Ariel Sharon, the Israeli Prime Minister, granted the request for Mr Arafat to be allowed to travel - and to return to Ramallah if he recovers - after a personal telephoned appeal from Ahmad Qureia, the Palestinian prime minister.

Mr Sharon's office indicated yesterday that no decision had been taken about the return of his body to Palestinian soil in the event of his death.

Ra'anan Gissin, the Prime Minister's spokesman, said: "We are asked to expedite the travel of a seriously ill man on humanitarian grounds. That was all that was on the agenda." He added: "The questions that you raise will be dealt with if and when they arise, at that time."

There has been active discussion among Palestinian politicians about two different but related questions: whether another senior figure, Mahmoud Abbas - the former Palestinian prime minister, known more familiarly as Abu Mazen and widely seen as the most likely candidate - would assume day-to-day running of the Palestinian Authority in Mr Arafat's absence; and whether and in what circumstances Mr Abbas or another candidate would succeed the Palestinian leader if he is unable to continue.

Western diplomats and some Palestinian politicians, however, cautioned against the assumption that Mr Arafat had given up the reins of power, despite the now widely accepted severity of his illness. For the time being Mr Arafat appears not to have signed away temporary powers to Mr Abbas despite reports that he was under pressure to do so, and most of his private office staff have travelled with him to Paris.

According to one diplomatic source, the ailing president told Mr Qureia before leaving Ramallah to carry on as normal as prime minister.

Nevertheless the possibility that Mr Arafat's era is ending has triggered a spate of soul searching in the Israeli media about future strategy towards the Palestinians.

The prominent Israeli analyst Barry Rubin predicted in the Jerusalem Post that a period of inconclusive rivalry would ensue and claimed that "after Arafat, at least for a while, there will be literally no one to talk to". He added, however, that there was at least "the possibility of change" - a situation which had not hitherto existed".

More pointedly Ofer Shelah, in Yedhiot Ahronot, said that when Mr Arafat died, just as Palestinians would have to confront the need for reforms resisted by the PA president, so Israel would have to confront the need for a separate Palestinian state once its excuse for refusing to negotiate had gone.

It would be a "conceptual day of reckoning for Israel which will no longer have a scarecrow at which to direct its fire", he said.

FROM THE BUNKER TO A VIP SUITE

By John Lichfield

Yasser Arafat's new home in France is a sleek modern hospital with strong specialisations in treating blood and cancer cases.

The Hôpital d'Instruction des Armées de Percy, where Mr Arafat has been given a VIP suite, is a brand new trauma centre.

The Palestinian leader arrived at the Villacoublay military airfield a few kilometres away after flying from Amman on a private jet chartered by the French government.

A high stone wall surrounds Percy Hospital and the street leading to it has been sealed off by police.
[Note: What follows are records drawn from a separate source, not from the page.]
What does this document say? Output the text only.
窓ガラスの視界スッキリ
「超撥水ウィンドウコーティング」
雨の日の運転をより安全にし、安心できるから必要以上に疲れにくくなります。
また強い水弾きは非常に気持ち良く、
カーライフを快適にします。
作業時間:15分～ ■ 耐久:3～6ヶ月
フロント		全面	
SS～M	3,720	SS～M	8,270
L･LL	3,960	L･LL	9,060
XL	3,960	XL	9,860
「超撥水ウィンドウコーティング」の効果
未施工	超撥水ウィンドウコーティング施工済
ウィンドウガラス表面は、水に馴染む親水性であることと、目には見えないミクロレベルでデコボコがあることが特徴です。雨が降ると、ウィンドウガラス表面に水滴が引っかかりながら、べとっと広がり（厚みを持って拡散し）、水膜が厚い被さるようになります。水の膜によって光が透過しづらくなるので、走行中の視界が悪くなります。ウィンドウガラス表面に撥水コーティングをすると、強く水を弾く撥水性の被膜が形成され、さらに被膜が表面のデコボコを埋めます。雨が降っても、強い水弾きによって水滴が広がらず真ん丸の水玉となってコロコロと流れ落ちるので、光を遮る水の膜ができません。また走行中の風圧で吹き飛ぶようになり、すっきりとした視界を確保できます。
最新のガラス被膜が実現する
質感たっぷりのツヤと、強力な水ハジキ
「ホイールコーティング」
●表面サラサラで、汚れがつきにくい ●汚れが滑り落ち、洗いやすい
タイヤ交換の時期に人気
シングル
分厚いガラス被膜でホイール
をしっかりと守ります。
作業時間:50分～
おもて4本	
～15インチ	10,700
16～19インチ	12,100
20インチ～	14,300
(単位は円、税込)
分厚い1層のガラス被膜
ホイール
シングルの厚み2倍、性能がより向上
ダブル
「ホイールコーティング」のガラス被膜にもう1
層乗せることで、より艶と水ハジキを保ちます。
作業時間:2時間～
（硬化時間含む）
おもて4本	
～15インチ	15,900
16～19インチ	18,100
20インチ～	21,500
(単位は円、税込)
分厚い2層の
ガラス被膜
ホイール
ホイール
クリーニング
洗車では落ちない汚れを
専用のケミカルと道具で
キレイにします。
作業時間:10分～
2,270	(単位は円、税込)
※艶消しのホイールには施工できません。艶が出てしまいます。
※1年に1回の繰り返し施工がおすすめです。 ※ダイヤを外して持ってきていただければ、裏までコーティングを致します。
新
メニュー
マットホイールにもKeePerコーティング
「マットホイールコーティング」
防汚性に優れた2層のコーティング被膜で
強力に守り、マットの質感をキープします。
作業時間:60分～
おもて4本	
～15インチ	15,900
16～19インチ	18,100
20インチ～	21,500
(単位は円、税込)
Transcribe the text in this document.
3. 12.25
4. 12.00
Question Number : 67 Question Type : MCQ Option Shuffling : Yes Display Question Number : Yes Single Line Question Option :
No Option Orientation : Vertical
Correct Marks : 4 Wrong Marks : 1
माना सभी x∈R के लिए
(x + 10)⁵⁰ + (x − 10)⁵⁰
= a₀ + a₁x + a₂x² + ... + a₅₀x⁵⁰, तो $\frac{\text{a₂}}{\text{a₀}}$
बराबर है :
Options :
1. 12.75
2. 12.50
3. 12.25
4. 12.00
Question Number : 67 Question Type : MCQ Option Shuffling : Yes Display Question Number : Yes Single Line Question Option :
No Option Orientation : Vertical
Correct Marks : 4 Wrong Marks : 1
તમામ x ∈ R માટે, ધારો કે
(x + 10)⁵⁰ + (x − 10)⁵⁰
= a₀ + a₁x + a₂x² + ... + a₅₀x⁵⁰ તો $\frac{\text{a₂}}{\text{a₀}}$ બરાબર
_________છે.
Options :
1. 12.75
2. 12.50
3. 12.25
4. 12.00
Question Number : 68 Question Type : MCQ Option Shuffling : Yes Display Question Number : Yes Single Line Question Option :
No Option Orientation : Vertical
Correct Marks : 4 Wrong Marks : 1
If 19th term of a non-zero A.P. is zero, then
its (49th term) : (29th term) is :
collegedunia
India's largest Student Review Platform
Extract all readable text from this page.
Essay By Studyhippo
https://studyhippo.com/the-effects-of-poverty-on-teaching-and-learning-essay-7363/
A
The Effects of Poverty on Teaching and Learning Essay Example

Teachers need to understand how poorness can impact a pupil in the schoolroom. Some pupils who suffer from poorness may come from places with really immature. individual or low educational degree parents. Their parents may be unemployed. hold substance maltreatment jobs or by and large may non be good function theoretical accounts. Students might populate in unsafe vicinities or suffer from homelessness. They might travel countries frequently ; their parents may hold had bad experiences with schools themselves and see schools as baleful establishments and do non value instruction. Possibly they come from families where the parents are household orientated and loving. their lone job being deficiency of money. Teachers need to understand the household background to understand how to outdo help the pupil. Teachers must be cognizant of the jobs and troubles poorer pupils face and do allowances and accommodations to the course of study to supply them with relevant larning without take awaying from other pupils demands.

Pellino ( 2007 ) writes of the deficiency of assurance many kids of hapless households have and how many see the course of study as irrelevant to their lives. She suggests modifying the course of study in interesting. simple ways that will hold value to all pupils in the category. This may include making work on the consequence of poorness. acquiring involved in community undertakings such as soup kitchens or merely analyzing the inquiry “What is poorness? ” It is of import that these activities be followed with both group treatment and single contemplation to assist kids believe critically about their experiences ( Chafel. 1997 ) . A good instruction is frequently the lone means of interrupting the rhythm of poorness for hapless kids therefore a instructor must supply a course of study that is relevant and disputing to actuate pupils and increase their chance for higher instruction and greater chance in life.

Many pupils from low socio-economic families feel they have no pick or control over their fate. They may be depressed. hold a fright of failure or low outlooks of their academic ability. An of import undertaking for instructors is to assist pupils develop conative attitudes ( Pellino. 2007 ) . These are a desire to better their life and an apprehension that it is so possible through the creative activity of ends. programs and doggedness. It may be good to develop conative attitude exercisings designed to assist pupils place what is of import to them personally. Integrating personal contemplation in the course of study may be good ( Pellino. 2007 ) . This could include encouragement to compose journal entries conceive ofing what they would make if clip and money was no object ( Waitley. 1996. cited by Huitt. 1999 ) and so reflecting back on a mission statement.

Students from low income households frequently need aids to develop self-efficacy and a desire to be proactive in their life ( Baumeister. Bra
Outside, a group of well-wishers gathered, holding bunches of flowers and waving Palestinian flags. "I am waiting for Yasser Arafat to tell him that we are with him," said Fatima Mera, a 35-year-old French woman of Moroccan origin. "We hope he will leave here and continue the struggle for the Palestinian people."

France has maintained close ties with Mr Arafat, arguing he was still central to any Middle East peace, even while other Western states avoided him in recent years.

Mr Arafat's arrival in France was controversial, however. Relatives of the French victims of bomb attacks in Israel have asked the country's anti-terrorist judge, Jean-Louis Bruguiere, to question the veteran Palestinian leader.

President Jacques Chirac said his government had flown Mr Arafat to Paris at the request of his entourage, who were in "an apparently difficult situation concerning his state of health".